Colors of Feathers: The black tyrosine-derived pigment melanin, which also produces grays and browns, is the most commonly found in birds. The red, orange, and yellow carotenoid pigments that produce such colors as cardinal red and flamingo pink are obtained from the diet. Blue pigments are not found in birds, but the color may appear when white light is scattered by feathers that absorb the red (short-wavelength) end of the spectrum while the blue end is reflected (Tyndall effect). More green is produced by the combination of this effect with a yellow carotenoid pigment than is produced by porphyrins. Porphyrins, nitrogenous pigments also synthesized by birds, provide green, red, and some browns. They occur in gallinaceous birds, pigeons, and owls and may fluoresce when exposed to ultraviolet light. The iridescence seen in starlings and peacocks is produced by a combination of melanin with the structural breakdown of light striking the feather barbules. The color varies with the angle from which it is viewed.

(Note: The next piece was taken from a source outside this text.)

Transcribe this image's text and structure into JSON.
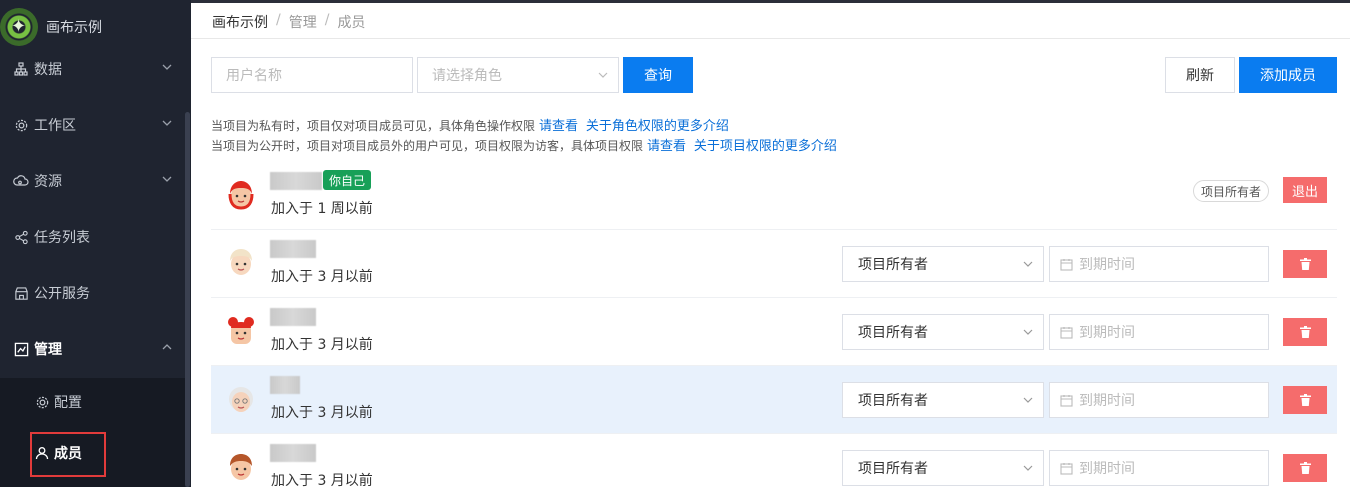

At set times birds replace their feathers (molt or ecdysis) to discard worn ones or to change their plumage for display or camouflage. This occurs usually once a year after the breeding season (postnuptial or winter plumage) and is regulated through the actions of the thyroid hormone. Other factors influencing molting are nutrition, time of year, temperature, and light. It also depends on habitat and whether the species is migratory. Young birds molt their juvenile feathers before they become adults and often go through a series of subadult plumages. During molt, which is a slow and gradual process, birds should be provided rest and a diet rich in protein (especially the amino acids lysine, cystine, and arginine) and minerals (calcium and iron) to support the higher metabolic demands (increases of 15%-25%) made by the rapid epidermal proliferation and loss of insulation. Birds in poor condition often produce misshapen feathers. In most species, replacement of the large contour (flight) feathers is sequential (inside primaries first) and symmetrical so that flight always remains possible. Ducks and geese, however, lose all of these feathers at once, leaving them temporarily flightless. The old feather is pushed out by epidermal growth at the base of the follicle, and as it vacates the follicle, its replacement begins to grow. Before the barbs are released, they are encased in a sheath called a bloodfeather or pinfeather. The loss of a feather by plucking initiates a similar sequence of events. Clipping feathers is therefore unlikely to permanently disable birds for flight.